Change: u64 to long. change: ull to L.

#3

I’ve already tried that approach but the function returns just long which I can’t use instead of the bits.

#4

What do you mean you can’t use it? The C version returns a u64, which is just a “long” in Java (though Java’s is signed)

Cas :slight_smile:

#5

It would be helpful if you gave an example of what you’re not understanding how to do.

#6

This won’t work in java as there is no unsigned 64 bit integer. Using a regular signed long would usually work fine but you are doing addition and using all 64 bits which includes the sign bit. You could use java BigInteger but it will be slow and I suspect this is purely a performance hack so I suggest you just replace it with whatever you are actually trying to do.

#7

There’s no difference between signed and unsigned addition in 2’s complement.

#8

Java just wraps over int’s and long’s, so it is irrelevant. Bitwise it is irrelevant if its signed or unsigned, the addition works the same way (the CPU doesn’t care if you consider a value as signed or unsigned).
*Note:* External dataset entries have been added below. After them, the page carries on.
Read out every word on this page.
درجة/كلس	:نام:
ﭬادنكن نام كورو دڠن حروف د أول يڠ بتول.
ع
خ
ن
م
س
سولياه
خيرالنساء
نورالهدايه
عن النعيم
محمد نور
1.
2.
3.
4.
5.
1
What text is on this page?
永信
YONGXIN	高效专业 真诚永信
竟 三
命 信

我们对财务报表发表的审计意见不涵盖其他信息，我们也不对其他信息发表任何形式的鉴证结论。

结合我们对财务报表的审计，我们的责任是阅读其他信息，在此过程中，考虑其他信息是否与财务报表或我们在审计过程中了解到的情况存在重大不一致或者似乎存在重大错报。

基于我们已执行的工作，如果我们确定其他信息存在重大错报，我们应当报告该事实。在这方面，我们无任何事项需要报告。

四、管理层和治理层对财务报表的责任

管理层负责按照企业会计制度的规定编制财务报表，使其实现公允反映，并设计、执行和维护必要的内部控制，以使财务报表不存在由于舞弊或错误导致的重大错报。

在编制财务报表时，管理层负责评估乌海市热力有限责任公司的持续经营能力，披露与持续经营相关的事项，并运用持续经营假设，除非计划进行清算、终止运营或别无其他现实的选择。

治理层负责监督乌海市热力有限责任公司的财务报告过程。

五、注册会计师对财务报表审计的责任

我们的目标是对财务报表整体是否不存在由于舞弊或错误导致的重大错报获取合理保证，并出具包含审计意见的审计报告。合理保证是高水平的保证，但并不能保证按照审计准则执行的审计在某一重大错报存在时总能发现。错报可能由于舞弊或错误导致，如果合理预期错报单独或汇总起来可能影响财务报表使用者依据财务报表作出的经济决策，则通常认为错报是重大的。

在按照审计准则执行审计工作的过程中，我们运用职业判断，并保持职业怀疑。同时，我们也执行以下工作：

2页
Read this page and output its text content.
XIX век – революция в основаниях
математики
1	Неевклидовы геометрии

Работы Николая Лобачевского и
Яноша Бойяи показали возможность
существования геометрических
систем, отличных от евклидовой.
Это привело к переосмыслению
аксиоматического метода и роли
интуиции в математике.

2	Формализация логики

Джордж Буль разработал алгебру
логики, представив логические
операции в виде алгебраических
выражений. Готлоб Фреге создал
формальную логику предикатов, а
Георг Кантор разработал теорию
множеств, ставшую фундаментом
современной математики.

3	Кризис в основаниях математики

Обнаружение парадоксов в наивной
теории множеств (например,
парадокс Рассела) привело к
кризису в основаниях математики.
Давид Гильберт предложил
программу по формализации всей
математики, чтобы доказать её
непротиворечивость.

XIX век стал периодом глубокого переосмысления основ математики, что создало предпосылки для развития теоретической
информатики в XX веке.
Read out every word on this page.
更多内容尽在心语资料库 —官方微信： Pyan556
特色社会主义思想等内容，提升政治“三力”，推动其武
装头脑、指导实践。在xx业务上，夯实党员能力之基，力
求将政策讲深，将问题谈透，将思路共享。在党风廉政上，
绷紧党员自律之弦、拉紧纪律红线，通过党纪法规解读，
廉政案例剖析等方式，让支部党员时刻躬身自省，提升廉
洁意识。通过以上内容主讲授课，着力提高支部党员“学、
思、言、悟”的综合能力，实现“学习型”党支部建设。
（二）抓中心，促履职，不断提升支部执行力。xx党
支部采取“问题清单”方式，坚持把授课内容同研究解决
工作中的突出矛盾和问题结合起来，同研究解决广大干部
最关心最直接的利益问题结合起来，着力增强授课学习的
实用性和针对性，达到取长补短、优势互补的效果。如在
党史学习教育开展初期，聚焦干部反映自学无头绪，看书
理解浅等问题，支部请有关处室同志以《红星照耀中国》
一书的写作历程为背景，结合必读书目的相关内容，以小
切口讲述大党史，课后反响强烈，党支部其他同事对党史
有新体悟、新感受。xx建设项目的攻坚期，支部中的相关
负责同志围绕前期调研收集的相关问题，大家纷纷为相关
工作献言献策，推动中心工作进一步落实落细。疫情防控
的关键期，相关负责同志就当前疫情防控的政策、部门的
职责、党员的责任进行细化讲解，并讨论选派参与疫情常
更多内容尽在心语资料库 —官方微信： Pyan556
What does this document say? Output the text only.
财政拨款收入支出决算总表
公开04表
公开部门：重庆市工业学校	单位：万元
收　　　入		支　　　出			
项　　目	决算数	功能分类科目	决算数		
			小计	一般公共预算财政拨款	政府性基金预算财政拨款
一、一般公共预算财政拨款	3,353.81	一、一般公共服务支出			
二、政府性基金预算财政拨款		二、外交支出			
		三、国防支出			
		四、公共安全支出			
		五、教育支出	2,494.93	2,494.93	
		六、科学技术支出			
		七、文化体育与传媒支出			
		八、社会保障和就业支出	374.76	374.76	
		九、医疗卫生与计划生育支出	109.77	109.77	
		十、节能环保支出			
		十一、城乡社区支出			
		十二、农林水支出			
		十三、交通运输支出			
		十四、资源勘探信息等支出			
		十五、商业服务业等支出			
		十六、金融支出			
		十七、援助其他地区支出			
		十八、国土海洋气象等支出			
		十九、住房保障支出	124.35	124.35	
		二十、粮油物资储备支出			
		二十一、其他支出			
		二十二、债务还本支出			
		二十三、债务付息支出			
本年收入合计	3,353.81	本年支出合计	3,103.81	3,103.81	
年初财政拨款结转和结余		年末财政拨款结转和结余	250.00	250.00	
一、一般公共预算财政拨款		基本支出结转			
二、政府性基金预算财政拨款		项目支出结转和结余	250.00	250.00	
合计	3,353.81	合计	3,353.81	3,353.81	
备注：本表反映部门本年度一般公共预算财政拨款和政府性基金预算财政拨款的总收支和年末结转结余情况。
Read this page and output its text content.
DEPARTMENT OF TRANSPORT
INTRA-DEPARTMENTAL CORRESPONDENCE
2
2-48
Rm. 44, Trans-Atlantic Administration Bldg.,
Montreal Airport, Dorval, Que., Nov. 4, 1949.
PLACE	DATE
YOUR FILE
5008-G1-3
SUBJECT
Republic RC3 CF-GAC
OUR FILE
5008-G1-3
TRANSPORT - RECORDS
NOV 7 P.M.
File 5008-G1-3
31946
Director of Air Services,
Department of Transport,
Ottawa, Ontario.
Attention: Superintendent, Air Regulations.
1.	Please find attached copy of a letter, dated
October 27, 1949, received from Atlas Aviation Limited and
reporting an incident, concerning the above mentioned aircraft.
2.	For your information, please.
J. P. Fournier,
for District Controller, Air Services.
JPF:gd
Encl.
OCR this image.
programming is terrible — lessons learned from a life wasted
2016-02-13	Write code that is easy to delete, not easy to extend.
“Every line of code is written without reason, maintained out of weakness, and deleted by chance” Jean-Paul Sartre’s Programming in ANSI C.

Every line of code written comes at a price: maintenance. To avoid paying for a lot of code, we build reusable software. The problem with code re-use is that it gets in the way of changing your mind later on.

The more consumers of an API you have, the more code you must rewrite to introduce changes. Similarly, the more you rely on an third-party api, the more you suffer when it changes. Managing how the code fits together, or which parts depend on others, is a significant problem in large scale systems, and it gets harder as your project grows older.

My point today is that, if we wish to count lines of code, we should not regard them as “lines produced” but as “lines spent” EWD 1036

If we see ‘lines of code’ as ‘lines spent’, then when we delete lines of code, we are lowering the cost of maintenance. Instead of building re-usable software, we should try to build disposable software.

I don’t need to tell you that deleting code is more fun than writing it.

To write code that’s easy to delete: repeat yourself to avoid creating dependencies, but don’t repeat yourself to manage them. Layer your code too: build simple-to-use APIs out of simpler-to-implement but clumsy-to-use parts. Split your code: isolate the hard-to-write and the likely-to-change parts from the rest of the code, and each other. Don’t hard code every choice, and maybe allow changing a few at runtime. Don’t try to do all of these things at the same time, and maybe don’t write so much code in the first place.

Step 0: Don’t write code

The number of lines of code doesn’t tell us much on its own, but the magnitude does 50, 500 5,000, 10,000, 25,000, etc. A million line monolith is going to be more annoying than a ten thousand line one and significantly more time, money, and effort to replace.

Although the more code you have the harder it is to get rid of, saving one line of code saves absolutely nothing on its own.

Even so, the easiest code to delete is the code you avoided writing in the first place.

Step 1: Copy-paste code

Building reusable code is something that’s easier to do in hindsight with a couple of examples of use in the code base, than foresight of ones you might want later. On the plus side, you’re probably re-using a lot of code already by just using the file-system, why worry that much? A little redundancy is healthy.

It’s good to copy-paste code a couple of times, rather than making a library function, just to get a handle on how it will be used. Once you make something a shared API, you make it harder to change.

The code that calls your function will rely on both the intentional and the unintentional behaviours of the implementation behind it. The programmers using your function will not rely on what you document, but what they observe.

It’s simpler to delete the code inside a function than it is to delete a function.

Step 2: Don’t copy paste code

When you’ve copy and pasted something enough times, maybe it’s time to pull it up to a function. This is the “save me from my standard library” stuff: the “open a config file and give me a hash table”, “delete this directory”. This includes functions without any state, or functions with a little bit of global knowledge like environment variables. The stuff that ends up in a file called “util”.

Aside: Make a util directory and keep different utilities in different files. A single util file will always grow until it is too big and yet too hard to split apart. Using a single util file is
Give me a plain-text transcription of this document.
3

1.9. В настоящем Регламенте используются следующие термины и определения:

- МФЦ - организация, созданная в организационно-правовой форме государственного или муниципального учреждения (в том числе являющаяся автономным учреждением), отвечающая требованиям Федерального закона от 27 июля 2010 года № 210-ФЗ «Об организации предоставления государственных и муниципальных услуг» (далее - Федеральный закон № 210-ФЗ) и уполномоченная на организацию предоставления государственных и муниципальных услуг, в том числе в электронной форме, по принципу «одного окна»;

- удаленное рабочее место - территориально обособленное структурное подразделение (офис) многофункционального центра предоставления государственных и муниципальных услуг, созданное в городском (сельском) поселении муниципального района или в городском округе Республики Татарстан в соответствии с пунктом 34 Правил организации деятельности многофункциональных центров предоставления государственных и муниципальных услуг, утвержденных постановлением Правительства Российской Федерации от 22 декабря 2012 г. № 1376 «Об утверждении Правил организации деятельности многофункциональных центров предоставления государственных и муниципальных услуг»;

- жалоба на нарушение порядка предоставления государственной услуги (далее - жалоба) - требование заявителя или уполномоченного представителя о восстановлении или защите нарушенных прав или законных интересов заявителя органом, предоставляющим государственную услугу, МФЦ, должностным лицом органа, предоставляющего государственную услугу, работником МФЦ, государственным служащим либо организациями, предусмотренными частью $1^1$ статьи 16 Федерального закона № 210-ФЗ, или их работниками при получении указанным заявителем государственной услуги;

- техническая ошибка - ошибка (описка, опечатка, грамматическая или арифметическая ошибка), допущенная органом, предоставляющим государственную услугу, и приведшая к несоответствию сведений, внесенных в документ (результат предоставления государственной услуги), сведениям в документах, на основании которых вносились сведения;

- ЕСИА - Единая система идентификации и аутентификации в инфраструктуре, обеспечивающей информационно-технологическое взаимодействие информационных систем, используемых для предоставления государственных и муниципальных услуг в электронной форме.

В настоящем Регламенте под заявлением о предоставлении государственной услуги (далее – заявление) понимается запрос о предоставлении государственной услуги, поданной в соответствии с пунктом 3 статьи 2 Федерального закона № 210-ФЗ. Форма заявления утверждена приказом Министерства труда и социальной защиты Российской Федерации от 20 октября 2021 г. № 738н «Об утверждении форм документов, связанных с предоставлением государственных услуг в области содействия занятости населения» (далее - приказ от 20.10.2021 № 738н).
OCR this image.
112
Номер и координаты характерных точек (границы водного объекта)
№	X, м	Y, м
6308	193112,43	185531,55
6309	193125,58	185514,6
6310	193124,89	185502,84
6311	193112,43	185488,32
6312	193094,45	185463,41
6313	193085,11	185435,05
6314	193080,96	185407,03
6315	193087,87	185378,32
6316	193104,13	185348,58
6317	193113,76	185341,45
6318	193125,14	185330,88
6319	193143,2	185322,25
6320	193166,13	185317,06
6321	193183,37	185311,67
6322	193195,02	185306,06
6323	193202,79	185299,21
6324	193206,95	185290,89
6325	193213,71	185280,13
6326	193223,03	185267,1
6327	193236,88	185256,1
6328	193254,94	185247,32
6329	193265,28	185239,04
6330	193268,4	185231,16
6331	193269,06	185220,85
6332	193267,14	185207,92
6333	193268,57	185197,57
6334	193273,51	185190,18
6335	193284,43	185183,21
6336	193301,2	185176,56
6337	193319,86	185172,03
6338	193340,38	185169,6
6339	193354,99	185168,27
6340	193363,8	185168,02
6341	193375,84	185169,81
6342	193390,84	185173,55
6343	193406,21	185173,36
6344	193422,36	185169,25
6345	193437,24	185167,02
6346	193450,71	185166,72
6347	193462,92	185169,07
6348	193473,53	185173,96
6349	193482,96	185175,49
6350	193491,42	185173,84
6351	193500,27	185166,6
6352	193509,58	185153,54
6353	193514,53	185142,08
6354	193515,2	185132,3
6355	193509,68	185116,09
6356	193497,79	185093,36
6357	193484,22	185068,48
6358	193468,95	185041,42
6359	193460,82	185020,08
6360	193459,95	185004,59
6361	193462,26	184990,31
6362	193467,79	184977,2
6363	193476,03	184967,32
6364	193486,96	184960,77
The only time when attention must be paid when porting code that deals with unsigned types is the right-shift operator “>>”. If the original code works with unsigned types, then the unsigned-shift “>>>” must be used. The “>>” preserves the sign (the top bit), while the unsigned shift “>>>” shifts in a 0 to the topmost bit. But addition and subtraction works the same.